Comunità Montana Alta Valtellina: mobilità volontaria per uno Specialista Amministrativo-Contabile
Aperto l'avviso per la copertura di un posto a tempo pieno e indeterminato nell'Area dei Funzionari. Domande entro il 31 marzo 2026.
- La Comunità Montana Alta Valtellina cerca un funzionario specialista
- Dettagli dell'avviso di mobilità
- Requisiti richiesti per la partecipazione
- Procedura di selezione: titoli e colloquio
- Come candidarsi
- Domande frequenti (FAQ)
La Comunità Montana Alta Valtellina cerca un funzionario specialista
Un posto a tempo pieno e indeterminato, destinato ai Servizi sociali e culturali di uno degli enti montani più estesi della provincia di Sondrio. La Comunità Montana Alta Valtellina ha pubblicato un avviso di mobilità volontaria — ai sensi dell'articolo 30 del d.lgs. 165/2001 — per reclutare uno Specialista in Attività Amministrative e Contabili, inquadrato nell'Area dei Funzionari e dell'Elevata Qualificazione.
Si tratta di una procedura riservata al personale già in servizio presso altre pubbliche amministrazioni, uno strumento che il legislatore ha pensato per favorire la circolazione delle competenze tra enti senza ricorrere a nuove assunzioni dall'esterno. Per chi opera nel pubblico impiego e cerca un trasferimento in un contesto territoriale di montagna — con le peculiarità e le sfide che questo comporta — l'occasione merita attenzione.

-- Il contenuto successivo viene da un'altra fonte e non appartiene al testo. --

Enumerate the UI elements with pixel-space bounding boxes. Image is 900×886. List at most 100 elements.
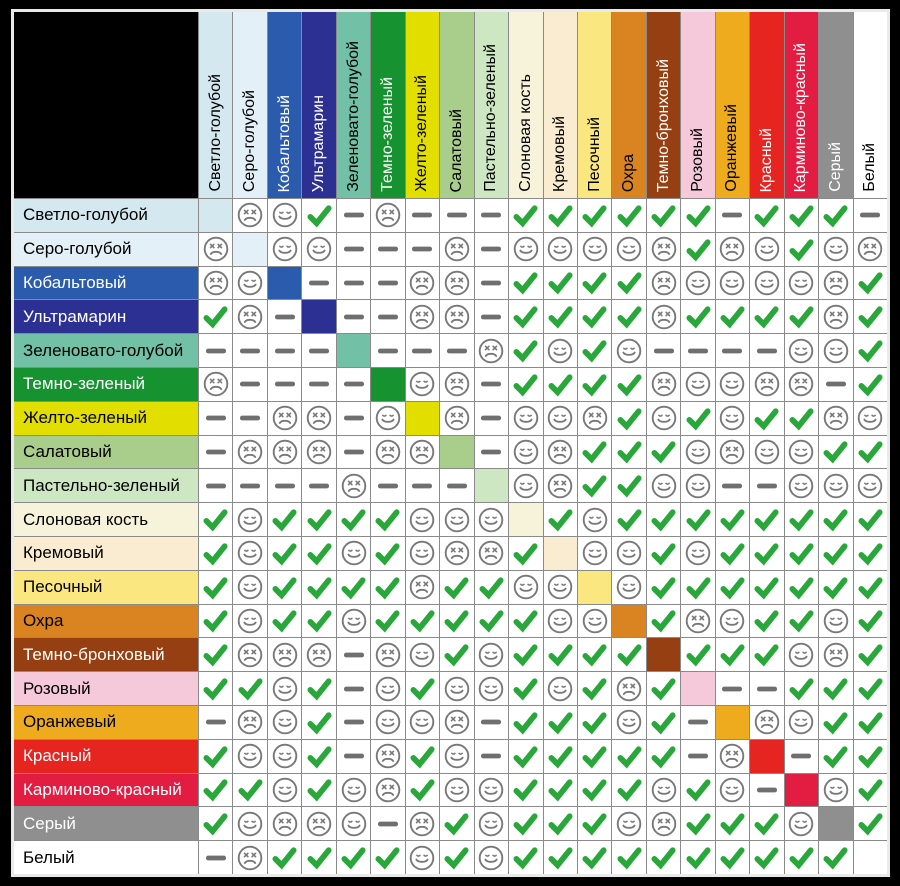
check-icon <box>479 610 504 633</box>
matrix-cell-r19-c9 <box>474 807 509 841</box>
matrix-cell-r1-c10 <box>509 199 543 232</box>
matrix-cell-r9-c14 <box>646 469 681 503</box>
matrix-cell-r3-c12 <box>577 266 612 300</box>
matrix-cell-r11-c9 <box>474 536 509 570</box>
matrix-cell-r8-c3 <box>267 435 302 469</box>
dash-icon <box>343 314 364 320</box>
matrix-cell-r4-c18 <box>784 300 819 334</box>
matrix-cell-r10-c15 <box>681 503 715 536</box>
color-swatch-5 <box>336 334 371 367</box>
check-icon <box>582 272 607 295</box>
matrix-cell-r16-c6 <box>371 705 405 739</box>
matrix-cell-r20-c14 <box>646 841 681 874</box>
smiley-icon <box>720 372 745 397</box>
matrix-cell-r14-c4 <box>302 638 336 672</box>
matrix-cell-r18-c19 <box>819 773 853 807</box>
dash-icon <box>240 415 261 421</box>
matrix-cell-r19-c20 <box>853 807 887 841</box>
check-icon <box>375 577 400 600</box>
dash-icon <box>481 280 502 286</box>
matrix-cell-r3-c9 <box>474 266 509 300</box>
smiley-icon <box>616 574 642 600</box>
check-icon <box>823 543 848 566</box>
matrix-cell-r12-c13 <box>612 570 646 604</box>
row-header-1: Светло-голубой <box>14 199 198 232</box>
matrix-cell-r17-c6 <box>371 739 405 773</box>
dash-icon <box>653 348 674 353</box>
matrix-cell-r4-c11 <box>543 300 577 334</box>
matrix-cell-r20-c19 <box>819 841 853 874</box>
matrix-cell-r6-c11 <box>543 367 577 401</box>
color-swatch-20 <box>853 841 887 874</box>
matrix-cell-r2-c7 <box>405 232 440 266</box>
matrix-cell-r16-c11 <box>543 705 577 739</box>
smiley-icon <box>410 372 435 397</box>
check-icon <box>617 746 642 769</box>
matrix-cell-r11-c8 <box>440 536 474 570</box>
matrix-cell-r10-c14 <box>646 503 681 536</box>
dash-icon <box>205 719 226 725</box>
col-header-label: Ультрамарин <box>310 94 328 192</box>
matrix-cell-r5-c15 <box>681 334 715 367</box>
check-icon <box>858 678 883 701</box>
color-combination-table: Светло-голубой Серо-голубой Кобальтовый Уль… <box>11 9 890 877</box>
matrix-cell-r3-c20 <box>853 266 887 300</box>
matrix-cell-r20-c5 <box>336 841 371 874</box>
dash-icon <box>481 719 502 725</box>
row-header-16: Оранжевый <box>14 705 198 739</box>
matrix-cell-r11-c16 <box>715 536 750 570</box>
frowny-icon <box>203 236 228 262</box>
header-corner <box>14 12 198 198</box>
matrix-cell-r4-c8 <box>440 300 474 334</box>
check-icon <box>685 239 711 262</box>
matrix-cell-r19-c14 <box>646 807 681 841</box>
matrix-cell-r11-c18 <box>784 536 819 570</box>
check-icon <box>375 509 400 532</box>
dash-icon <box>343 381 364 387</box>
check-icon <box>479 577 504 600</box>
check-icon <box>341 509 366 532</box>
check-icon <box>307 779 332 802</box>
check-icon <box>582 441 607 464</box>
matrix-cell-r12-c6 <box>371 570 405 604</box>
matrix-cell-r6-c9 <box>474 367 509 401</box>
matrix-cell-r18-c15 <box>681 773 715 807</box>
matrix-cell-r8-c7 <box>405 435 440 469</box>
matrix-cell-r8-c18 <box>784 435 819 469</box>
check-icon <box>685 205 711 228</box>
smiley-icon <box>685 270 711 296</box>
check-icon <box>685 813 711 836</box>
check-icon <box>203 509 228 532</box>
matrix-cell-r7-c3 <box>267 401 302 435</box>
matrix-cell-r7-c18 <box>784 401 819 435</box>
color-swatch-14 <box>646 638 681 672</box>
matrix-cell-r7-c13 <box>612 401 646 435</box>
matrix-cell-r8-c12 <box>577 435 612 469</box>
smiley-icon <box>479 642 504 668</box>
matrix-cell-r7-c1 <box>199 401 233 435</box>
frowny-icon <box>410 270 435 296</box>
frowny-icon <box>720 236 745 262</box>
matrix-cell-r18-c20 <box>853 773 887 807</box>
matrix-cell-r18-c5 <box>336 773 371 807</box>
matrix-cell-r16-c15 <box>681 705 715 739</box>
check-icon <box>272 577 297 600</box>
matrix-cell-r8-c17 <box>750 435 784 469</box>
matrix-cell-r14-c3 <box>267 638 302 672</box>
check-icon <box>203 746 228 769</box>
matrix-cell-r16-c3 <box>267 705 302 739</box>
matrix-cell-r11-c6 <box>371 536 405 570</box>
dash-icon <box>446 483 467 489</box>
matrix-cell-r14-c17 <box>750 638 784 672</box>
smiley-icon <box>375 676 401 701</box>
frowny-icon <box>444 304 470 330</box>
matrix-cell-r17-c19 <box>819 739 853 773</box>
matrix-cell-r8-c15 <box>681 435 715 469</box>
matrix-cell-r3-c8 <box>440 266 474 300</box>
check-icon <box>582 678 607 701</box>
check-icon <box>754 543 779 566</box>
matrix-cell-r6-c2 <box>233 367 267 401</box>
matrix-cell-r2-c5 <box>336 232 371 266</box>
col-header-4: Ультрамарин <box>302 12 336 198</box>
smiley-icon <box>616 338 642 363</box>
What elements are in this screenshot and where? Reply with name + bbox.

L'Alta Valtellina, con i suoi comuni che si estendono fino al confine svizzero, rappresenta un territorio dove la gestione dei servizi sociali e culturali richiede sensibilità specifica e capacità di operare in contesti demograficamente fragili. Il profilo ricercato dovrà dunque coniugare solide competenze amministrativo-contabili con la capacità di muoversi in un ambito di servizi alla persona.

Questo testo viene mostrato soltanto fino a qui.